Breaking Down Strategy’s Recent Preferred Stock Offerings


Strategy, the rebranded MicroStrategy and the world’s largest corporate Bitcoin holder, made headlines earlier today as it unveiled its latest preferred stock offering, STRF. The company launched a public offering of 5,000,000 shares of its Series A Perpetual Strife Preferred Stock (ticker: STRF), subject to market conditions. The new offering aims to raise capital for general corporate purposes, with a significant portion earmarked for Bitcoin acquisitions and working capital. The new STRF offering introduces a hybrid security designed to appeal to investors seeking lower volatility compared to Strategy’s volatile common stock (MSTR).

The STRF shares will be sold at market price. Strategy offers a liquidation price of $100/share. The liquidation price offered by the company is the amount per share that preferred shareholders are entitled to receive in the event of the company’s liquidation or dissolution, after satisfying debts but before distributing anything to common shareholders. It represents the preferred stock’s claim on assets.

The STRF stock’s dividends compound at an initial rate of 10% annually plus 1% for unpaid amounts, escalating by 1% per period up to a maximum of 18% per annum until settled. The dividend is payable quarterly in arrears starting June 30, 2025, if declared by Strategy’s board of directors. Assuming the full offering is executed as planned, the company would take on a potential $50,000,000 annual dividend obligation.

This is Strategy’s second preferred offering that offers a dividend. Earlier this year the company issued 7.3 Million of Series A Perpetual Strike Preferred Stock, STRK, offering a fixed annual dividend of 8%. This issuance netted the company $563.4 million in proceeds and represents a potential total annual dividend obligation of approximately $58,400,000.

Strategy’s potential cumulative annual dividend obligation from the STRK and STRF offerings, if both are fully executed as outlined, is approximately $108.4 million ($58.4 million for STRK and $50 million for STRF). This figure assumes full issuance and declared dividends. Actual payments depend on board decisions and financial health, making the obligation conditional rather than fixed.
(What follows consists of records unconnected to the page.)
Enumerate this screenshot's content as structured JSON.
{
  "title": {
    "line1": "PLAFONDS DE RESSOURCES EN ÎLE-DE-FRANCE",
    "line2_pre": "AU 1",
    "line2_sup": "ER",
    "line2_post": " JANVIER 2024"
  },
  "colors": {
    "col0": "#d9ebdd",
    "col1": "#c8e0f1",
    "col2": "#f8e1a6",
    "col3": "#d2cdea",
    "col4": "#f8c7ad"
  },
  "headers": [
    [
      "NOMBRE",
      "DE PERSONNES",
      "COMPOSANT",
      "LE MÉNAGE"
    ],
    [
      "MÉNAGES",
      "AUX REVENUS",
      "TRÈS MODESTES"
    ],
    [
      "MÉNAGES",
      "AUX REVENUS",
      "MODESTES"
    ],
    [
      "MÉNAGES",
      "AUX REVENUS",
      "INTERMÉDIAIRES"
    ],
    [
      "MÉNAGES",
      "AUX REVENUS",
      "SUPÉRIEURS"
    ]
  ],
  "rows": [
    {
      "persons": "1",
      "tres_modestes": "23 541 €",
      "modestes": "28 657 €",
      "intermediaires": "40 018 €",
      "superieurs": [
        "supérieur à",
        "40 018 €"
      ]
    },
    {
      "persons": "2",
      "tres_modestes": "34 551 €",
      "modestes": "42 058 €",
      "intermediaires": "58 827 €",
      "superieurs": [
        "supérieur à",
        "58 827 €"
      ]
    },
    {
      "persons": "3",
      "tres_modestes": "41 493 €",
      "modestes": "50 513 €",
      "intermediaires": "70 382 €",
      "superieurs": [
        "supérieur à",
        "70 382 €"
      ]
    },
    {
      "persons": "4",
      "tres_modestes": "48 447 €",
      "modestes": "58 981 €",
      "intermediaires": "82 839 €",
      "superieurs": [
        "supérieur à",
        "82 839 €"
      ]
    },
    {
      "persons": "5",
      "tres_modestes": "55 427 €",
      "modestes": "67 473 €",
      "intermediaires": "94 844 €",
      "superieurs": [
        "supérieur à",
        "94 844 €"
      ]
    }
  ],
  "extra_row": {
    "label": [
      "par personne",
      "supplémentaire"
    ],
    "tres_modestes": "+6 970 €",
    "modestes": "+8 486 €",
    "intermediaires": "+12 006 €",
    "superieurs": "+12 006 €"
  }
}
The actual dividend amount to be paid may also be higher if dividends go unpaid and triggers rates to escalate from the initial 10%.

The nature of these instruments has sparked a debate online regarding Strategy’s ability to pay the dividends, methods through which it could do so, and what happens if the company doesn’t generate the necessary cash to pay down the preferred stock dividends offered.

First, it’s important to note that, based on the offering details, Strategy has no obligation to issue or pay the dividends. They are all subject to board approval. While it is an option available to the company, not declaring or paying the dividends could impact the share prices significantly.

Second, we can contrast the potential dividend obligations with the company’s operating cashflows from its software business. Strategy’s Q4 2024 earnings report notes $126.6 million in total revenue for the year, but this likely includes some Bitcoin-related adjustments post-adoption of FASB ASU 2023-08 (effective January 1, 2025), which mandates fair value accounting for Bitcoin. Excluding Bitcoin gains, the software business’s contribution to cash flow is likely in the range of $100–150 million annually, based on historical adjusted EBITDA figures. For further context, these were $80-$100 million in 2022-2023, per earlier filings.

If we assume that Strategy’s software business is generating ~$100-$150 million in operational cash flow contributions, the fact that they have just taken on a potential $108.4 million dividend commitment has prompted some investors to ask “what happens if they need to come up with more cash to pay the dividend?”. The answer is that a) the company is not obligated to declare or pay the dividends and b) it could resort to issuing more common shares or selling bitcoin to raise the cash it needs to pay the dividends.

Since Strategy’s first preferred offering, STRK, started trading on February 1st 2025, the stock is up +6%. In that same period, Strategy’s common stock, MSTR, has traded down -16.44%, signalling that investors like the potential yield and protection that the preferred offering provides. Importantly, Strategy’s common shares and preferred shares have both outperformed bitcoin and the Blackrock Bitcoin ETF (IBIT) since February 1st 2025, with spot bitcoin and IBIT being down -19% in the same period.